The oddball theming is often Apocrypha’s biggest asset. The cast of unlikely heroes includes sk8r grrrl Ruby Doomsday, flower child “karmacologist” Ophelia Willows, unlicensed necrosurgeon Dr. Zeez, and Diana Jones, the “World’s Luckiest Grandma.” These are fringe folk, eccentrics just as likely to rebalance your chi as whack you with a murder stick. Tools of the trade include worry beads, espresso shots, fortune cookies, and candied apples with extra razor blades. Threats might be cryptids, tie-snakes, spy drones, authority figures, and therianthropic street gangs. One mission had me rescuing children from rampaging self-driving cars, while others saw me attending a Faustian community theater production or escaping an evil corn maze.

The thick storybook introducing the core setting of Candlepoint, a bucolic town in Wisconsin that happens to be a nexus for all things supernatural, and descriptions of the nine introductory missions do a nice job of depicting something sinister lurking beneath the seams of reality. The core box also includes the Skinwalkers chapter, which takes the game to a Chicago overrun by shapeshifters, with eight more continent-spanning chapters to come across two additional boxes. The weirdness is often played for laughs, and references abound in both the artwork and flavor text: five minutes in, I’d spotted homages to Evil Dead 2, the Hudsucker Proxy, It, Star Wars, and Christine.

Sometimes, though, the weird setting works against the game.

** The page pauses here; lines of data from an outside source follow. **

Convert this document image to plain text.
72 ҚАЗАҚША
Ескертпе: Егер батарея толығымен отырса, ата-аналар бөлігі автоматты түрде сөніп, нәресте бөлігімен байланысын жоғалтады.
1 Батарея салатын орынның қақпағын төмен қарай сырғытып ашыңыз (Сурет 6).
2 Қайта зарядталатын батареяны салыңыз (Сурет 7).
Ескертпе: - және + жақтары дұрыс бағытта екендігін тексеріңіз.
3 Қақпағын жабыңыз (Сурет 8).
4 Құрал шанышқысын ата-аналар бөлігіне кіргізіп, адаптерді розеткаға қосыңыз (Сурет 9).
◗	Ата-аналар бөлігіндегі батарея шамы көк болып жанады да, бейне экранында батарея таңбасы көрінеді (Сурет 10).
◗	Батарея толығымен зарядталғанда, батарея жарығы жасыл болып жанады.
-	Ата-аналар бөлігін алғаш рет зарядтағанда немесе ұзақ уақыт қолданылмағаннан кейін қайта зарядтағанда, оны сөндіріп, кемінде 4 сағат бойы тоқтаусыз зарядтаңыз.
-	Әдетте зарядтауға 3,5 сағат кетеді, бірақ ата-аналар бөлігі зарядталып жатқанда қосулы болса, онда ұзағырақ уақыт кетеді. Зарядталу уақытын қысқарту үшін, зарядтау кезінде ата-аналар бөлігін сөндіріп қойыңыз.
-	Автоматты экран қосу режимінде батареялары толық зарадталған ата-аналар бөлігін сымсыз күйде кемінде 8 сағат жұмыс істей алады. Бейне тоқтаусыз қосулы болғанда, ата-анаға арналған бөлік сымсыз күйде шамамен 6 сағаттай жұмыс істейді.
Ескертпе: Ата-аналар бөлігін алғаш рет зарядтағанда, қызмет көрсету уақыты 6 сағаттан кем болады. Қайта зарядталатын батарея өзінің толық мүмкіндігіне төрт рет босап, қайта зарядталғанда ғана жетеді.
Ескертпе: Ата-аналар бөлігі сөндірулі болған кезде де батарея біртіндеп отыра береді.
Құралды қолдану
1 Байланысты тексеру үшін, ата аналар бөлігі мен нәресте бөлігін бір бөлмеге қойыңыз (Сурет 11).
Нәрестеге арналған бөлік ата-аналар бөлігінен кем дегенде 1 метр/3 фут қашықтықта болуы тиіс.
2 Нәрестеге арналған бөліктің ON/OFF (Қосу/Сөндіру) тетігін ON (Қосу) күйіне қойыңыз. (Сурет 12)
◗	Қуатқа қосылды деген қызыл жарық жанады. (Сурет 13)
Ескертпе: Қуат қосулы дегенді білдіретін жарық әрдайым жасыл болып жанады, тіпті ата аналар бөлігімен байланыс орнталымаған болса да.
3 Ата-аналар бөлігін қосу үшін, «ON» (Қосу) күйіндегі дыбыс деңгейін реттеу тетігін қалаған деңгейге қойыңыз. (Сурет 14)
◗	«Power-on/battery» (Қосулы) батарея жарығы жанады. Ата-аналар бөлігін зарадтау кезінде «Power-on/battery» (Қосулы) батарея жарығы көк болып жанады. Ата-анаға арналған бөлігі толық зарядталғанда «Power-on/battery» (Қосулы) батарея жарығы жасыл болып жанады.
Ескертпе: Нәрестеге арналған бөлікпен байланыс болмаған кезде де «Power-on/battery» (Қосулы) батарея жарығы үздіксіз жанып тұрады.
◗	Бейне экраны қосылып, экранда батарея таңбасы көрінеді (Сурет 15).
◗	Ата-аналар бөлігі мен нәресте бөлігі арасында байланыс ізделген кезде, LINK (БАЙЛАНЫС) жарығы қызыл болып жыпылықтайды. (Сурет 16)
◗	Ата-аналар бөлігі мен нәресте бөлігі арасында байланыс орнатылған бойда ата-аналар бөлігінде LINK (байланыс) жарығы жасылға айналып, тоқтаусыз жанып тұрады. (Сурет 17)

Apocrypha is mechanically more abstract than Pathfinder ACG, which already required a lot of filling in the blanks, narratively speaking, by the players. Why did I find this here, and how did I use it to overcome this threat? This has the added burden of obscurity. I can imagine how I might use a mason jar to capture a spirit, but what the heck’s a Mondrian Cell or a Wolfram Cube? You can spot most connections if you squint, but there’s gonna be a lot of squinting.

Apocrypha’s answer to this rampant myopia is guided mode, a card-driven RPG using Apocrypha’s mechanics. I haven’t tried it, but this is probably the way to play Apocrypha, since, apart from the obscure narrative, the cooperative game can be capricious in its difficulty and arcane in its mechanics. I’ve had games where setup lasted longer than the mission itself, and others where I lost despite passing every single check. Between the unhelpfully flavorful terminology, the innumerable phases and sub-phases, and the alien iconography, reading a card feels like deciphering Enochian texts--theme-appropriate, but not very player-friendly. Furthermore, the mission structure, which comprises three generic Structure cards plus one for the mission, tries for flexible but often ends up merely baffling, since the individual mission rules frequently override or ignore those on the Structures without explicitly mentioning it. Selinker has said he wanted Apocrypha to give new GMs an easier entré into roleplaying, which is a real laugh considering you need a Ph.D in Numerology to even learn the game.

Much of Apocrypha’s promise is in its nonlinear campaign, where you can play any mission from any chapter (and gain its lasting rewards) in any order. As such, it feels like a disservice to review the game when 89% of that content is still in the future (The World has only one “real” chapter, the nine Candlepoint missions lacking any lasting impact and acting more like worldbuilding teasers). I sense great potential within, but it’s still got a lot to prove.